Drug repurposing is a cost-effective and innovative strategy for identifying new therapeutic applications for existing drugs, thereby shortening development timelines and accelerating the availability of treatments. Applying this approach to the development of cosmeceutical ingredients enables the creation of functional compounds with proven safety and efficacy, adding significant value to the cosmetic industry. This study evaluated the potential of rifampicin, a drug widely used for the treatment of tuberculosis and leprosy, as a cosmeceutical agent. The anti-melanogenic effects of rifampicin were assessed in B16F10 melanoma cells, showing no cytotoxicity at concentrations up to 40 µM and a significant reduction in intracellular tyrosinase activity and melanin content. Mechanistically, rifampicin reduced the expression of melanogenic enzymes, including tyrosinase, tyrosinase-related protein (TRP)-1, and TRP-2, via a protein kinase A (PKA)-dependent pathway, leading to the suppression of microphthalmia-associated transcription factor (MITF), which is a key regulator of melanogenesis. Additionally, rifampicin inhibited the p38 signaling pathway but was independent of the PI3K/protein kinase B (Akt) pathway.
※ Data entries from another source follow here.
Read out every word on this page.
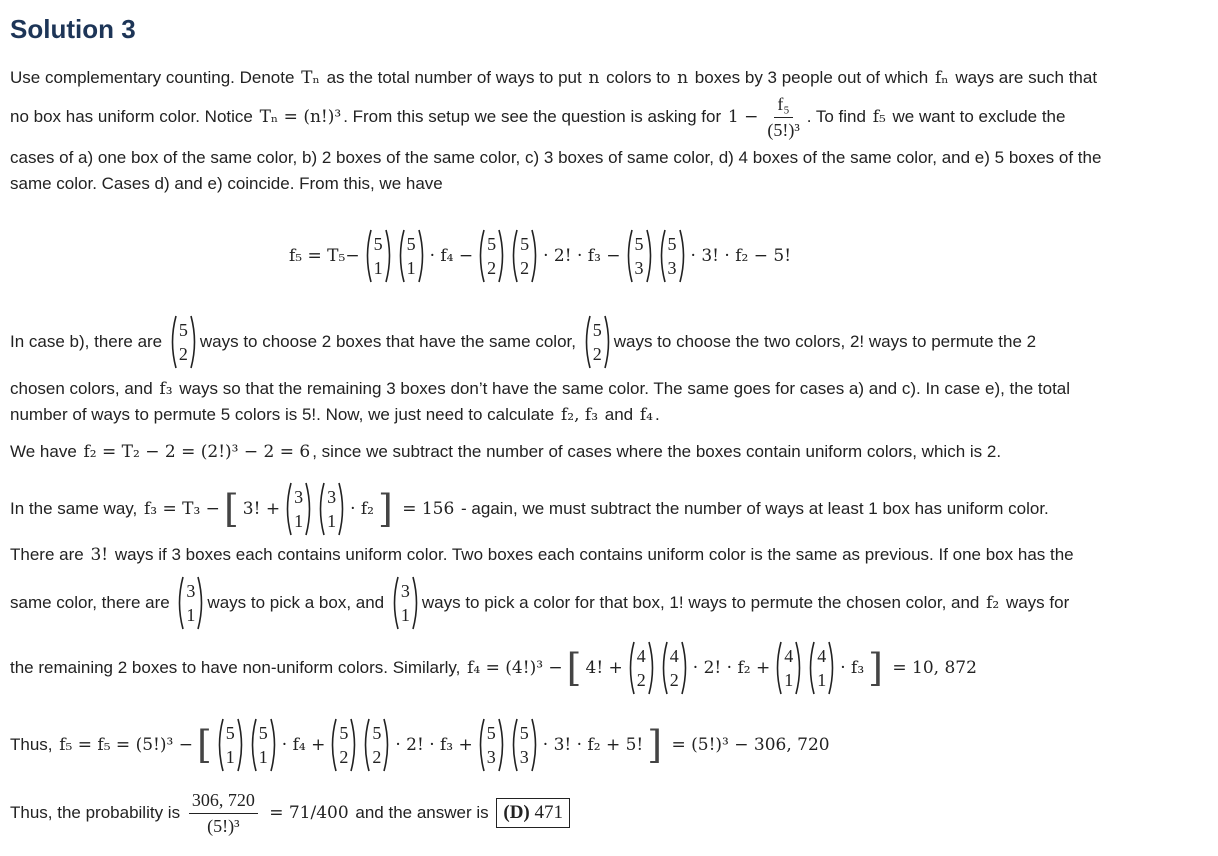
Solution 3
Use complementary counting. Denote Tₙ as the total number of ways to put n colors to n boxes by 3 people out of which fₙ ways are such that
no box has uniform color. Notice Tₙ = (n!)³ . From this setup we see the question is asking for $1 - \frac{\text{f₅}}{\text{(5!)³}}$ . To find f₅ we want to exclude the
cases of a) one box of the same color, b) 2 boxes of the same color, c) 3 boxes of same color, d) 4 boxes of the same color, and e) 5 boxes of the
same color. Cases d) and e) coincide. From this, we have
f₅ = T₅−
5
1
5
1
· f₄ −
5
2
5
2
· 2! · f₃ −
5
3
5
3
· 3! · f₂ − 5!
In case b), there are
5
2
ways to choose 2 boxes that have the same color,
5
2
ways to choose the two colors, 2! ways to permute the 2
chosen colors, and f₃ ways so that the remaining 3 boxes don’t have the same color. The same goes for cases a) and c). In case e), the total
number of ways to permute 5 colors is 5!. Now, we just need to calculate f₂, f₃ and f₄ .
We have f₂ = T₂ − 2 = (2!)³ − 2 = 6 , since we subtract the number of cases where the boxes contain uniform colors, which is 2.
In the same way, f₃ = T₃ − [ 3! +
3
1
3
1
· f₂ ] = 156 - again, we must subtract the number of ways at least 1 box has uniform color.
There are 3! ways if 3 boxes each contains uniform color. Two boxes each contains uniform color is the same as previous. If one box has the
same color, there are
3
1
ways to pick a box, and
3
1
ways to pick a color for that box, 1! ways to permute the chosen color, and f₂ ways for
the remaining 2 boxes to have non-uniform colors. Similarly, f₄ = (4!)³ − [ 4! +
4
2
4
2
· 2! · f₂ +
4
1
4
1
· f₃ ] = 10, 872
Thus, f₅ = f₅ = (5!)³ − [ 5
1
5
1
· f₄ +
5
2
5
2
· 2! · f₃ +
5
3
5
3
· 3! · f₂ + 5! ] = (5!)³ − 306, 720
Thus, the probability is $\frac{306, 720}{\text{(5!)³}} = 71/400$ and the answer is (D) 471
Furthermore, it decreased Ser9 phosphorylation, enhancing glycogen synthase kinase-3β (GSK-3β) activity, promoted β-catenin phosphorylation, and facilitated β-catenin degradation, collectively contributing to the inhibition of melanin synthesis. To evaluate the topical applicability of rifampicin, primary human skin irritation tests were conducted, and no adverse effects were observed at concentrations of 20 µM and 40 µM. These findings demonstrate that rifampicin inhibits melanogenesis through multiple signaling pathways, including PKA, MAPKs, and GSK-3β/β-catenin. This study highlights the potential of rifampicin to be repurposed as a topical agent for managing hyperpigmentation disorders, offering valuable insights into novel therapeutic strategies for pigmentation-related conditions.